According to a recent article by The Associated Press, the number of news stories about drug-induced homicides in America rose from 363 in 2011 to 1,178 in 2016. In 2017 alone, about 47,600 people in the U.S. died of opioid overdoses.
Locally, fatal overdoses have risen dramatically over the past few years and the culpability of those who supplied the drugs has come under close scrutiny. Madison County had 53 fatal overdoses in 2017, compared to 23 four years earlier, according to data compiled by the Madison County Health Department and the Madison County coroner.
In one local case, Antonia Wright, 62, pleaded guilty in February to reckless homicide. Her sentencing is set for March 22.
Wright’s friend, Vickie Christ, 57, died Aug. 18 from a methamphetamine overdose.
Wright told police she bought meth for Christ, who didn’t have money to make the purchase. The two women then smoked the drug at Wright’s home before Wright fell asleep in a chair. Christ was later found dead in a bedroom.

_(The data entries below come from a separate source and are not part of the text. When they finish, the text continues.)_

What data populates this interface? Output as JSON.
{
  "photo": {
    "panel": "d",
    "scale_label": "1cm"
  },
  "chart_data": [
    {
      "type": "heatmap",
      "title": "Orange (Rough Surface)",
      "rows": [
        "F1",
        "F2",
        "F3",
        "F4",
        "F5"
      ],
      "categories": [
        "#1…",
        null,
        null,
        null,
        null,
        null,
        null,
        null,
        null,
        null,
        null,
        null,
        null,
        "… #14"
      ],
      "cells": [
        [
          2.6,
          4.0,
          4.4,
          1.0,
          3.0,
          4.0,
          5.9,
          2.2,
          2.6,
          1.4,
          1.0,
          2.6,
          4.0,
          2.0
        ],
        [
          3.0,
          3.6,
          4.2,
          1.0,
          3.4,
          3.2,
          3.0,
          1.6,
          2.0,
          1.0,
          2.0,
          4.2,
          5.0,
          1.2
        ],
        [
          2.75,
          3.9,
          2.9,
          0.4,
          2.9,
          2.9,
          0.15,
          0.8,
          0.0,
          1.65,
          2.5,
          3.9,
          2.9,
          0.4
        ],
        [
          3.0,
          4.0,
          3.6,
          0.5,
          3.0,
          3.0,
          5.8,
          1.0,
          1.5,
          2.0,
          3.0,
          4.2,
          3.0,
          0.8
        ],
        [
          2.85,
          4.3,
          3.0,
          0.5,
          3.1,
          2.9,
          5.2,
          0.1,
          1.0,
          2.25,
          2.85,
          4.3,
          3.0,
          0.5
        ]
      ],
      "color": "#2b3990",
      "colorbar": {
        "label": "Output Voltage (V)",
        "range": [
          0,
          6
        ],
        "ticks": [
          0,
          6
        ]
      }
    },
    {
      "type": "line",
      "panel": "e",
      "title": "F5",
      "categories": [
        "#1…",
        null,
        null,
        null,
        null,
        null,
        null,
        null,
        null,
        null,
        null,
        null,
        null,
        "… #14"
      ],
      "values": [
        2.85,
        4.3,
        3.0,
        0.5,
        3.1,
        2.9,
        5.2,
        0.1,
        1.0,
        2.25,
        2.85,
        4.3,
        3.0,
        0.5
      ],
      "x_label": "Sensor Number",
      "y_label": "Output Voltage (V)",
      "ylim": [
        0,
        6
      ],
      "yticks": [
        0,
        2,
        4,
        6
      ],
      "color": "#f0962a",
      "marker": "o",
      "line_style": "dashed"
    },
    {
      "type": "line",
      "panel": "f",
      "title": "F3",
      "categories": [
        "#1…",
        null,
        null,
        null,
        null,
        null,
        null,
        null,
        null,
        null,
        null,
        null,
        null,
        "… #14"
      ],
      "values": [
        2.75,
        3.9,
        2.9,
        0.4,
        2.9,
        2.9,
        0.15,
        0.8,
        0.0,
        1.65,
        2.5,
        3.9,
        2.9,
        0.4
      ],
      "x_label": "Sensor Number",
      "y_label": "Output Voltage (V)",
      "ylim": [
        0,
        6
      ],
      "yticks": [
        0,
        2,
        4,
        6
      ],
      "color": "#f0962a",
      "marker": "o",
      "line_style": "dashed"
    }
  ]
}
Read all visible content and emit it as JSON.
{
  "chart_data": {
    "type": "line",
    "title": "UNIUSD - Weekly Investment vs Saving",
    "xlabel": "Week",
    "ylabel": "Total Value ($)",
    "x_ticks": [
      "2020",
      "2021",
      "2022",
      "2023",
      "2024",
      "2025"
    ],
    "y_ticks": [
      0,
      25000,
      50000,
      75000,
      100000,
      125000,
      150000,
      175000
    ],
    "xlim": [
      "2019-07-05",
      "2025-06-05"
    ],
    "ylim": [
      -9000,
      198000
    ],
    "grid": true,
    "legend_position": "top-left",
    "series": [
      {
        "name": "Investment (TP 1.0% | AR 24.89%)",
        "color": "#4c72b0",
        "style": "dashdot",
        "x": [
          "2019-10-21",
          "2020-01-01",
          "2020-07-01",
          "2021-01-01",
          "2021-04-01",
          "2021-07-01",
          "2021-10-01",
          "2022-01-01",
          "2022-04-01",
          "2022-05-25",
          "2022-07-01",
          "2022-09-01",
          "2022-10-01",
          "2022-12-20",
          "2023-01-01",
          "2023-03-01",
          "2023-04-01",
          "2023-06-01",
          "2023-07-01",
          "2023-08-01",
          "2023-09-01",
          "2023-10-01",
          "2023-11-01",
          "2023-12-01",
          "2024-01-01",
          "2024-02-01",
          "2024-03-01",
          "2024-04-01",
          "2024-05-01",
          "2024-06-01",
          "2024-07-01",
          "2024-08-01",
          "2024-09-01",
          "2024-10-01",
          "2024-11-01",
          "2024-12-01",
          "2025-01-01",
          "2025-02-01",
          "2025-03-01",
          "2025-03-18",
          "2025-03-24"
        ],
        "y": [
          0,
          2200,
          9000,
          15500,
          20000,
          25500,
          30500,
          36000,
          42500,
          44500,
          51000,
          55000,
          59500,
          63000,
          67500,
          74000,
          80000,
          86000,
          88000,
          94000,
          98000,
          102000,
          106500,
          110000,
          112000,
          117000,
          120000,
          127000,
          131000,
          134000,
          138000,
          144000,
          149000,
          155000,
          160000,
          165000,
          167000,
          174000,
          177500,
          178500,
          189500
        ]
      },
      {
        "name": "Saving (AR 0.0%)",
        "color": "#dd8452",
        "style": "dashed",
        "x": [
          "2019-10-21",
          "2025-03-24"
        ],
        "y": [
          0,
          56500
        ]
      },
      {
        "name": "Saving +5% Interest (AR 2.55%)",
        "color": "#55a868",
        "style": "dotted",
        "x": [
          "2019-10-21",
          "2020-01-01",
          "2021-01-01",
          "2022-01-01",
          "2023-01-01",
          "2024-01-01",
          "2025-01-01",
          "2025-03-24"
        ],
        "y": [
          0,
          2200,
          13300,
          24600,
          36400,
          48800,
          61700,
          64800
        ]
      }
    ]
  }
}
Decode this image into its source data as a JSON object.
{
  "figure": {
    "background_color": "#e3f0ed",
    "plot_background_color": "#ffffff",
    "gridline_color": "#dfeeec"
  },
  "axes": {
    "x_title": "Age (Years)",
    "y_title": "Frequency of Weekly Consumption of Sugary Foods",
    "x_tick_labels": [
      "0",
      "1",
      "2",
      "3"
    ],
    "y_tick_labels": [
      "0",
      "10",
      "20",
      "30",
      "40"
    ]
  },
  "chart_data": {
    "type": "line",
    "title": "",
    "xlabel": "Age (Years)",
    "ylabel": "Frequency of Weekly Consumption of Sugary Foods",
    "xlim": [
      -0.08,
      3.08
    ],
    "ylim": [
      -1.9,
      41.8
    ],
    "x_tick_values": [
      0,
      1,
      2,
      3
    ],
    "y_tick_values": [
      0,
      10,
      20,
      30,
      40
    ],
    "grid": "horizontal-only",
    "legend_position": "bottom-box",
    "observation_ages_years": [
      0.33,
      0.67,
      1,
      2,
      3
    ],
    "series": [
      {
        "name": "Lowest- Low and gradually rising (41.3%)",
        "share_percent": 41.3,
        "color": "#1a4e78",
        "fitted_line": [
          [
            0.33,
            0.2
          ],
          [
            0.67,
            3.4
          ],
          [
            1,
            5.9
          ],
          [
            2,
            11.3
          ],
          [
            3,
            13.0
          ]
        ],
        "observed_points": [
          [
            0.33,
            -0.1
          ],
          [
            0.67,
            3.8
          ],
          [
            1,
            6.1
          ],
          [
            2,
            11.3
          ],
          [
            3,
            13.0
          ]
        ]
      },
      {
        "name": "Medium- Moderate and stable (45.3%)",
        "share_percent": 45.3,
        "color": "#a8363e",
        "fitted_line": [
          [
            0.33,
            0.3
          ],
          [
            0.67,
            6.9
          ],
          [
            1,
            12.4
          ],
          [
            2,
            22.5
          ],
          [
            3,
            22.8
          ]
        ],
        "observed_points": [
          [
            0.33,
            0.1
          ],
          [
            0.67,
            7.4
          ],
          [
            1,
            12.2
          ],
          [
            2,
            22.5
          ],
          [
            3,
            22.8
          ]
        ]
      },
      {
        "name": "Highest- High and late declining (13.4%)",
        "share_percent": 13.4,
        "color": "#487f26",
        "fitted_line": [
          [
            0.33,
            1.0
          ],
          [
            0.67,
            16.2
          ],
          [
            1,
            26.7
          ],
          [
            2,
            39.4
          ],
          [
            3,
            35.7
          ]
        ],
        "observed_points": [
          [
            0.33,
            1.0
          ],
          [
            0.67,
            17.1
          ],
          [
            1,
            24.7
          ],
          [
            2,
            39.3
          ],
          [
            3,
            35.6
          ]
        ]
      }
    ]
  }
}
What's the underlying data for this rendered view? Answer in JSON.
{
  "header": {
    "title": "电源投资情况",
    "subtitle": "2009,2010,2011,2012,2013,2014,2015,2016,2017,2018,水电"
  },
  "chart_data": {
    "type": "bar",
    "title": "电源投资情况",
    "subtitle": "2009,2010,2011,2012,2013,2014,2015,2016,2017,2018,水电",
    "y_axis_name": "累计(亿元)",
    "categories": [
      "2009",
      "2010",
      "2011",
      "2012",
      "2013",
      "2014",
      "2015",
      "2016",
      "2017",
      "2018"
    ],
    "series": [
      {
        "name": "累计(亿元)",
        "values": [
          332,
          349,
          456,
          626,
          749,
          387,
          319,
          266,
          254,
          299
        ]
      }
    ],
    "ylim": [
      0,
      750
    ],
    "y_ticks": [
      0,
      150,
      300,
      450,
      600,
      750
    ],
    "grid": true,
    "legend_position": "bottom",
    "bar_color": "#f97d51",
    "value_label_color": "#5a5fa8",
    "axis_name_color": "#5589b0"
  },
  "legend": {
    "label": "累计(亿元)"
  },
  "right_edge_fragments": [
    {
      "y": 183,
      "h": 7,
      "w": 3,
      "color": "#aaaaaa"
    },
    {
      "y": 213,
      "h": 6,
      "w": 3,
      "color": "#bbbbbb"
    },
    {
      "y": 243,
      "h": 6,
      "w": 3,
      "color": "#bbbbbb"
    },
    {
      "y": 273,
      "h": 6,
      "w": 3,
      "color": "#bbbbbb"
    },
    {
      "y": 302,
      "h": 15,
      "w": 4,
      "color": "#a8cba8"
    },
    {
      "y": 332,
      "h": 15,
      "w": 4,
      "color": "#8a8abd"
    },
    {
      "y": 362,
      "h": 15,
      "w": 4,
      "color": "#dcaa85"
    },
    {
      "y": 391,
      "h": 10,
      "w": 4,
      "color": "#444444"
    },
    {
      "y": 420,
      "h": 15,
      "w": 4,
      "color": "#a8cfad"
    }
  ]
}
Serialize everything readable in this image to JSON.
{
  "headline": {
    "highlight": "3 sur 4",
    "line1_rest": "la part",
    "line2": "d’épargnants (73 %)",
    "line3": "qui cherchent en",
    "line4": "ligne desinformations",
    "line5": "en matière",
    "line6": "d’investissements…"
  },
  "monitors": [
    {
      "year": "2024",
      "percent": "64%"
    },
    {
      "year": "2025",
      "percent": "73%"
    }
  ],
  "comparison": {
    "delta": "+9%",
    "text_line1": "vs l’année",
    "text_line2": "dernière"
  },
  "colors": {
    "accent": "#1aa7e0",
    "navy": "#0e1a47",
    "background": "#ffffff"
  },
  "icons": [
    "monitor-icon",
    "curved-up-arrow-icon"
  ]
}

It’s another cautionary tale in the long and tragic battle with illicit drug use in Madison County and across the state.
Without a doubt, Indiana and other states beset by illicit drug use and fatal overdoses should review and revise laws to seek the best path for punishment, public safety and rehabilitation. There’s too much at stake here to stand pat.
But new laws shouldn’t be enacted without close consideration of fairness to victims, survivors and the accused, or without regard to consequences, whether intended or unintended.
And while drug dealers should be dealt with harshly, the personal responsibility of users should be taken into account, as well.